Version 2.10

Breaking changes

  • If you want to exclude a specific folder, you need to use a wildcard character at the end of the folder name. For example, to exclude the folder /tmp/foo, you need to use /tmp/foo/*. Thanks to dadoonet.

  • The way we run docker images has changed. We don’t need anymore to specify the fscrawler binary. So running docker run -it -v ~/.fscrawler:/root/.fscrawler -v /documents:/tmp/es:ro dadoonet/fscrawler job_name is

enough. Thanks to dadoonet.

New

  • Add support for automatic semantic search when using a 8.17+ version with a trial or enterprise license. See Semantic search. Warning: this might slow down the ingestion process. Thanks to dadoonet.

  • Add support for Elastic cloud serverless. Thanks to dadoonet.

  • Using the REST API _document, you can now fetch a document from the local dir, from an http website or from an S3 bucket. See REST service. Thanks to dadoonet.

  • You can now remove a document in Elasticsearch using FSCrawler _document endpoint. See REST service. Thanks to dadoonet.

  • Implement our own HTTP Client for Elasticsearch. Thanks to dadoonet.

  • Add option to set path to custom tika config file. See Local FS settings. Thanks to iadcode.

  • Support for Index Templates. See Mappings. Thanks to dadoonet.

  • Support for Aliases. You can now index to an alias. Thanks to dadoonet.

  • Support for Access Token and Api Keys instead of Basic Authentication. See Using Credentials (Security). Thanks to dadoonet.

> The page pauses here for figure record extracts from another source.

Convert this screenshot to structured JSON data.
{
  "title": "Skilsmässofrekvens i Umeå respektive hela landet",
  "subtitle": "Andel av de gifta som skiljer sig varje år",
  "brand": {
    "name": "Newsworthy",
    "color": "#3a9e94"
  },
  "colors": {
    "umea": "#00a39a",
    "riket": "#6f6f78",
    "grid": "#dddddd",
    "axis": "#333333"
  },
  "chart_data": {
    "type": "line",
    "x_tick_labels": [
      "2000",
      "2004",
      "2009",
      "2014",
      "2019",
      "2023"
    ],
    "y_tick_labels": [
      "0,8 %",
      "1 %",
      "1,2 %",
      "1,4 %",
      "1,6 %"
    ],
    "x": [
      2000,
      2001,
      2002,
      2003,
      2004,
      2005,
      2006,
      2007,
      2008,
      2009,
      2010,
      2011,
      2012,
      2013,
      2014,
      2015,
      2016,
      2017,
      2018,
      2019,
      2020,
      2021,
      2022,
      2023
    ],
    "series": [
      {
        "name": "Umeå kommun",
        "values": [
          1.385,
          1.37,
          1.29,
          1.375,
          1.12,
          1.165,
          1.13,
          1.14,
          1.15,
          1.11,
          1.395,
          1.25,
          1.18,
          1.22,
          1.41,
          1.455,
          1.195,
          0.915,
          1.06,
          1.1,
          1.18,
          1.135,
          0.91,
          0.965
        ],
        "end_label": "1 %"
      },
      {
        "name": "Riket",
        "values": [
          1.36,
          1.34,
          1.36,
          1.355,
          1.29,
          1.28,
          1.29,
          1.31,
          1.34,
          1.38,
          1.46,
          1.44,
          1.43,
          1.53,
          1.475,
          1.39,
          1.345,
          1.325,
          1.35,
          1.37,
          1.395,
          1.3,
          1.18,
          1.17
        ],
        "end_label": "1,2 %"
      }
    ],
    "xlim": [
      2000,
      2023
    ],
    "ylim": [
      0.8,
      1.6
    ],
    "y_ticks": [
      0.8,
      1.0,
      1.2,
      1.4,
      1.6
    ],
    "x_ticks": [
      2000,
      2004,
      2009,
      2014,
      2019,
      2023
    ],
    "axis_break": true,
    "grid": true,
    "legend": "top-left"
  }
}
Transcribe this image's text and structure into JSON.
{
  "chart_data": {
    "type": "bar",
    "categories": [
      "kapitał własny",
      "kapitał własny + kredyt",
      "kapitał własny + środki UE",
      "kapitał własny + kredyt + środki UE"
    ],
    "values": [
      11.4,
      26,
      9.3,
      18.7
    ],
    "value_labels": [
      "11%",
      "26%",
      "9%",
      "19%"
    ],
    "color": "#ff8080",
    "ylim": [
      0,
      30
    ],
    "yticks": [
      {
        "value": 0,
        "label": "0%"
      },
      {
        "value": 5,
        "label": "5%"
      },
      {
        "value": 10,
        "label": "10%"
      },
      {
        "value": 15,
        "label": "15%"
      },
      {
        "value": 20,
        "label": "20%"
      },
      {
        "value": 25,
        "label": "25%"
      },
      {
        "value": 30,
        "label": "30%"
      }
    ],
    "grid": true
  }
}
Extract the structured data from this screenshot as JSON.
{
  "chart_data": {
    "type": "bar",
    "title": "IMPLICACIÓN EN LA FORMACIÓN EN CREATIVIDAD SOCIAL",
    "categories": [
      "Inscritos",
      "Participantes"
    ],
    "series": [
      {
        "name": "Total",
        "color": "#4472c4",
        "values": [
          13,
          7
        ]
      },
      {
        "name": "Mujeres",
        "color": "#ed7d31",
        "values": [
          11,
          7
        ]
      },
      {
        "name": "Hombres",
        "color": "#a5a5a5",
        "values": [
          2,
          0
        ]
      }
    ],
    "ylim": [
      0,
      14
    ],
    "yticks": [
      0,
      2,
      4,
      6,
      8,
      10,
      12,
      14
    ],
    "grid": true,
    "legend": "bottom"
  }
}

  • Allow loading external jars. This adds a new external directory from where jars can be loaded to the FSCrawler JVM. For example, you could provide your own Custom Tika Parser code. See Directory layout. Thanks to dadoonet.

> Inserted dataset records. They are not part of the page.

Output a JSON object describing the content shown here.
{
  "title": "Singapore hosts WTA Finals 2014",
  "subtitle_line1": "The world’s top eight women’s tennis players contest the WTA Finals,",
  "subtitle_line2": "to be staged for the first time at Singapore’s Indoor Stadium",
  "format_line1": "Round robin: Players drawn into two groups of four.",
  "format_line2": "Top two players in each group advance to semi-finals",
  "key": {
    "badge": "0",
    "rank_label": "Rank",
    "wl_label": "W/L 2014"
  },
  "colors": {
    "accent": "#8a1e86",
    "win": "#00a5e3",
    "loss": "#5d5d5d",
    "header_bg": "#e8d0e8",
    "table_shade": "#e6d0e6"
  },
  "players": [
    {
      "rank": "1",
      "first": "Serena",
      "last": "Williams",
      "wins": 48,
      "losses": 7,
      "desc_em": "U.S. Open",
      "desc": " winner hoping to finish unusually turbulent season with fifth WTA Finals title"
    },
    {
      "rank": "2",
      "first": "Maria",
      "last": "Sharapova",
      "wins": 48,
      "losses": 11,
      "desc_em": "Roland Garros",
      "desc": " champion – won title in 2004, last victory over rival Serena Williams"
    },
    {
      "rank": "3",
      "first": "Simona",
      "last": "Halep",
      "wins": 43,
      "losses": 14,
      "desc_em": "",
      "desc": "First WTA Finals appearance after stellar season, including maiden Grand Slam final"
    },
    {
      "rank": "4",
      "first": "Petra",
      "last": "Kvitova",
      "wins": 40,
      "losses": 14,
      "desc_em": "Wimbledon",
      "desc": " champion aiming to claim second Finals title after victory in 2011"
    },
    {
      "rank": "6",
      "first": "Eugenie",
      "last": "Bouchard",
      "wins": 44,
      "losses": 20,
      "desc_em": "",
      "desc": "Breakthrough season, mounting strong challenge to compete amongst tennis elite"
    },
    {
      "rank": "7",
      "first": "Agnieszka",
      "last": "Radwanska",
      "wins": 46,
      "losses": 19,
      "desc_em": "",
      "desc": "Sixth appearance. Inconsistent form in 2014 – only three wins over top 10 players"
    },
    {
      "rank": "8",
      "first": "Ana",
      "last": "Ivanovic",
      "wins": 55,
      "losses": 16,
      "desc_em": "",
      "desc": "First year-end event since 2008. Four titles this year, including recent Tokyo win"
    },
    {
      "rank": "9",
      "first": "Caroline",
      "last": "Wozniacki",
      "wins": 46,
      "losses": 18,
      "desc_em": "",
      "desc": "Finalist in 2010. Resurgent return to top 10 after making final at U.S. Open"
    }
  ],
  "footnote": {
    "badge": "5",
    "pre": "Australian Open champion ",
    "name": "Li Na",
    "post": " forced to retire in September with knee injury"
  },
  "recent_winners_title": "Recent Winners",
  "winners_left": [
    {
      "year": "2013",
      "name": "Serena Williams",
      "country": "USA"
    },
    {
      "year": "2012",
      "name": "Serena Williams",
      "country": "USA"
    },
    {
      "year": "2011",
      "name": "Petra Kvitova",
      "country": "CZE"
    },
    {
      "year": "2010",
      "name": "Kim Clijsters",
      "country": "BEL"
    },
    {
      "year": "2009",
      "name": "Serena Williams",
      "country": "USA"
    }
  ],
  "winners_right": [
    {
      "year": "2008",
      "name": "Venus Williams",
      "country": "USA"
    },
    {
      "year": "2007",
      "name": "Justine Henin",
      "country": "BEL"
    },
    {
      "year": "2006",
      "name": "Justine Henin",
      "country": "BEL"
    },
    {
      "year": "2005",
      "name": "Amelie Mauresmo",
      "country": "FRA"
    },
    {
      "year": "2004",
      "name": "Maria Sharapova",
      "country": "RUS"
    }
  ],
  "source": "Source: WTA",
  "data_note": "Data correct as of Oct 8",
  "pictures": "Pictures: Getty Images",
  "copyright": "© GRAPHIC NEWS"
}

  • Add temporal information in folder index. Thanks to bdauvissat

  • Add support for external metadata files while crawling, defaults to .meta.yml. See External Tags Thanks to dadoonet.

Fix

  • fs.ocr.enabled was always false. Thanks to ywjung.

  • Do not hide YAML parsing errors. Thanks to dadoonet.

  • Fix duration parsing for the day unit d. Thanks to dadoonet.

Deprecated

  • The _upload REST endpoint has been deprecated. Please now use the _document endpoint. Thanks to dadoonet.

  • Support for Elasticsearch 6.x is deprecated. Thanks to dadoonet.

  • Support for Basic Authentication is deprecated. You should use API keys instead. Thanks to dadoonet.

Updated

Removed

  • Remove the specific distributions depending on Elastic version. Thanks to dadoonet.

Thanks to @dadoonet, @ywjung, @iadcode, @bdauvissat for this release!